## Section1.3Overview of data collection principles

The first step in conducting research is to identify topics or questions that are to be investigated. A clearly laid out research question is helpful in identifying what subjects or cases should be studied and what variables are important. It is also important to consider how data are collected so that they are reliable and help achieve the research goals.

### Subsection1.3.1Populations and samples

Consider the following three research questions:

1. What is the average mercury content in swordfish in the Atlantic Ocean?

2. Over the last 5 years, what is the average time to complete a degree for Duke undergraduate students?

3. Does a new drug reduce the number of deaths in patients with severe heart disease?

Each research question refers to a target population. In the first question, the target population is all swordfish in the Atlantic ocean, and each fish represents a case. Often times, it is too expensive to collect data for every case in a population. Instead, a sample is taken. A sample represents a subset of the cases and is often a small fraction of the population.
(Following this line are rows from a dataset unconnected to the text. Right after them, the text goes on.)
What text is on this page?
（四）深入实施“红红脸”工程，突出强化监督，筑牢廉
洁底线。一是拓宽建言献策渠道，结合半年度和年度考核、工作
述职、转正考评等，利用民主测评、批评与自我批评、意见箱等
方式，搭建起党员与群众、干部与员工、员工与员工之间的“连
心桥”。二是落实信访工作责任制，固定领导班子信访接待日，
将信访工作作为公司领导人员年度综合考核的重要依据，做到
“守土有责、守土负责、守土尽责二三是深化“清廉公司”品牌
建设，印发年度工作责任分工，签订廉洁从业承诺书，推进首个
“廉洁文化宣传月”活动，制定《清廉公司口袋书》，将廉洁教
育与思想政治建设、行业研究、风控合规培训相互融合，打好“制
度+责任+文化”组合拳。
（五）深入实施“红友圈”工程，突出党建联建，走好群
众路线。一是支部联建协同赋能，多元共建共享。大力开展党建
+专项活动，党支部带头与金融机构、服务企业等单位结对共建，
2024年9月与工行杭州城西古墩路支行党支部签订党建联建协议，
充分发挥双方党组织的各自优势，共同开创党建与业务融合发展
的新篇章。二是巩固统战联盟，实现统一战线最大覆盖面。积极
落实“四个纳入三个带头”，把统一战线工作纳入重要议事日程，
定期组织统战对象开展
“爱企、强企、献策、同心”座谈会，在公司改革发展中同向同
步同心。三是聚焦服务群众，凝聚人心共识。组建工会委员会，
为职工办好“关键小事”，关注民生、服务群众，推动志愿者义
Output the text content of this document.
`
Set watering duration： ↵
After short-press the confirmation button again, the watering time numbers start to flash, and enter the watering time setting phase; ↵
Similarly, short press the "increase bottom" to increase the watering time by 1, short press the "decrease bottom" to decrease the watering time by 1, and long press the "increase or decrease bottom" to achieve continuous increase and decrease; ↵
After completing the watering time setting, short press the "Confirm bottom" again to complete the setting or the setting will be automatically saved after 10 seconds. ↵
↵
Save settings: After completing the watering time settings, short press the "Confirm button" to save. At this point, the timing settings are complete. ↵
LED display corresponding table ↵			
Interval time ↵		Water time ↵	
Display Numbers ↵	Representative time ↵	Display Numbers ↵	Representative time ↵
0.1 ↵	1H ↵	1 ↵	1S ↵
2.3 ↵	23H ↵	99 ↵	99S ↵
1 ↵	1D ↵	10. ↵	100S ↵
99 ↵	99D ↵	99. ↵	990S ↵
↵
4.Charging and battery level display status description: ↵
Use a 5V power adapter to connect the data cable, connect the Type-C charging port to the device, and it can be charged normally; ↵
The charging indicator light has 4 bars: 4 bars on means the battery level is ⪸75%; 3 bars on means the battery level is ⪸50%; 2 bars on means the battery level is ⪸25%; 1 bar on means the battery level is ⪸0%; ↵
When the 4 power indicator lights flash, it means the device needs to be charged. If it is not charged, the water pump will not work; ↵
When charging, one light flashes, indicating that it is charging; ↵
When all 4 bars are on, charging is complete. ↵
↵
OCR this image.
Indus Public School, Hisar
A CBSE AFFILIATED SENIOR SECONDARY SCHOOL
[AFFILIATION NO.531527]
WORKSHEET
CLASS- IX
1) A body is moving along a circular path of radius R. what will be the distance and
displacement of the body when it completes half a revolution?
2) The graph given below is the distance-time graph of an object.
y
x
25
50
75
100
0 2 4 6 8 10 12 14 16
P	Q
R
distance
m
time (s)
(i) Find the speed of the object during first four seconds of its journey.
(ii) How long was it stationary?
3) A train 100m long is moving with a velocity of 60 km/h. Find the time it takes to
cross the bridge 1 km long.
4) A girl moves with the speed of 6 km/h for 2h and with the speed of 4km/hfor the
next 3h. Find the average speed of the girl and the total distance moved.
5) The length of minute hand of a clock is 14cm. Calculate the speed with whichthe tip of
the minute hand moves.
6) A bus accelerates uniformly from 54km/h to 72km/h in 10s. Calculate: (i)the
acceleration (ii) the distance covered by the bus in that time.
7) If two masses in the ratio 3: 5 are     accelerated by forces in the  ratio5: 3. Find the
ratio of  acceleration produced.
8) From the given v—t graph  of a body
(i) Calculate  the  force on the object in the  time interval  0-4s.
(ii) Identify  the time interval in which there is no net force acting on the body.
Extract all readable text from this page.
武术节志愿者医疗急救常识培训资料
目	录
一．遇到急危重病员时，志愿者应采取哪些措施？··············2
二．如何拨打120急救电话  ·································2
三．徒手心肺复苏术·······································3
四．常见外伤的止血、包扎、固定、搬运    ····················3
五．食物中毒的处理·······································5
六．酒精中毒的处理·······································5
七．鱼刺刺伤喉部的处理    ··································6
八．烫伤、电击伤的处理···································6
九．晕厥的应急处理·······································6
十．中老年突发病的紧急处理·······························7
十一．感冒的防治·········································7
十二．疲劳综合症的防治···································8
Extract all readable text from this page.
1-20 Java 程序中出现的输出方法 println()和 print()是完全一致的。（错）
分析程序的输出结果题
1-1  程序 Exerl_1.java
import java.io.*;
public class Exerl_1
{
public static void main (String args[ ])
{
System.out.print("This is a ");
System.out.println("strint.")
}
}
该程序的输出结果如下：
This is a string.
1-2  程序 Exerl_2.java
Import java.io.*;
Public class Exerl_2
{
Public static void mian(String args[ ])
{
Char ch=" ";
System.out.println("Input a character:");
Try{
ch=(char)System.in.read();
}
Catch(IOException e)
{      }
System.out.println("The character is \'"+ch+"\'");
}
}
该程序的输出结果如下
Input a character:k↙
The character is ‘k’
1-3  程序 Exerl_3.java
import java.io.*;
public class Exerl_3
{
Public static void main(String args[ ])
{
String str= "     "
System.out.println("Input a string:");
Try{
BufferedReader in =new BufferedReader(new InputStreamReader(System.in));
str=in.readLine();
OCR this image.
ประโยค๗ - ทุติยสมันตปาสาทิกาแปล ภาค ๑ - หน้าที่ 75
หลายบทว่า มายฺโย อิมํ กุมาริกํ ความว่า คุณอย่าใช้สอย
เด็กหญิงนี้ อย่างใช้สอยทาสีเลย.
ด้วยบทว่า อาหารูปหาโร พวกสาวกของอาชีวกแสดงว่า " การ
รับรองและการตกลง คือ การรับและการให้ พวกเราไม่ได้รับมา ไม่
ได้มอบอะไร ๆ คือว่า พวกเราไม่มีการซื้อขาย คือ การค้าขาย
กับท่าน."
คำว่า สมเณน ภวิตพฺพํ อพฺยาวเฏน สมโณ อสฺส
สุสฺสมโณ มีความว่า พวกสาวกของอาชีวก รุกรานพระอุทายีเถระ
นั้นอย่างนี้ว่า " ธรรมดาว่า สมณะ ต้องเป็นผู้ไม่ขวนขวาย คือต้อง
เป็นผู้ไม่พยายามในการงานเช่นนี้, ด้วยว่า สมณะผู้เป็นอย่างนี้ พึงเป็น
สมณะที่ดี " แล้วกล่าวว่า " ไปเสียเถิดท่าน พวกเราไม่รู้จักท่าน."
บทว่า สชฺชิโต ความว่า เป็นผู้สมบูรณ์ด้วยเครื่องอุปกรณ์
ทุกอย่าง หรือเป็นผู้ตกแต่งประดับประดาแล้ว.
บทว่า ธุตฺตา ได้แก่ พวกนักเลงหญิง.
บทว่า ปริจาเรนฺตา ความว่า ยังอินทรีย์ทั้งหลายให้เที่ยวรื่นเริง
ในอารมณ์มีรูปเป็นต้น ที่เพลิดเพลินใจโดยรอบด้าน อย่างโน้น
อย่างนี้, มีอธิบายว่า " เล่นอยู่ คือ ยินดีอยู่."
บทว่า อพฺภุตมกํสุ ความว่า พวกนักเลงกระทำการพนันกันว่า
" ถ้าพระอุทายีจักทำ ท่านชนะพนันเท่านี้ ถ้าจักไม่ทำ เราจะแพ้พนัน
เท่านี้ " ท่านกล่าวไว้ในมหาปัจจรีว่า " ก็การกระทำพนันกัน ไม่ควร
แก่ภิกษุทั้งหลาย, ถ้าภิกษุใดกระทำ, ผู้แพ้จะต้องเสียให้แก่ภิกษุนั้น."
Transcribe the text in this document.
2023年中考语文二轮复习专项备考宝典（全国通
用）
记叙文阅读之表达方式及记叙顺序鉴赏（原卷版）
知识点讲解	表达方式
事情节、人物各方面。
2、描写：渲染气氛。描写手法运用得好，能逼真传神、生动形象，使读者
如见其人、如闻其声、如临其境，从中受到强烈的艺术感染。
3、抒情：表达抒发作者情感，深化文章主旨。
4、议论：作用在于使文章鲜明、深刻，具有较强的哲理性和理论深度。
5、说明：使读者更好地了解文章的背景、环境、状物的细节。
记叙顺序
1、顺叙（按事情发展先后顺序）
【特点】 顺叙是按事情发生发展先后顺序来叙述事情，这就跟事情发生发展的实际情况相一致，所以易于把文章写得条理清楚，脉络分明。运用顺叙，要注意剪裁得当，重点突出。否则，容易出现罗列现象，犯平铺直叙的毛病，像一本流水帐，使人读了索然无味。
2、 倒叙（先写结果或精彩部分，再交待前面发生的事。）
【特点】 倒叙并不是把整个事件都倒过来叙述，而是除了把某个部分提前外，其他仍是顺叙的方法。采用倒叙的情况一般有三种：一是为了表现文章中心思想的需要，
For instance, 60 swordfish (or some other number) in the population might be selected, and this sample data may be used to provide an estimate of the population average and answer the research question.

###### Guided Practice1.3.2.

For the second and third questions above, identify the target population and what represents an individual case. 1 Item 2 Notice that this question is only relevant to students who complete their degree; the average cannot be computed using a student who never finished her degree. Thus, only Duke undergraduate students who have graduated in the last five years are part of the population of interest. Each such student would represent an individual case. Item 3 A person with severe heart disease represents a case. The population includes all people with severe heart disease.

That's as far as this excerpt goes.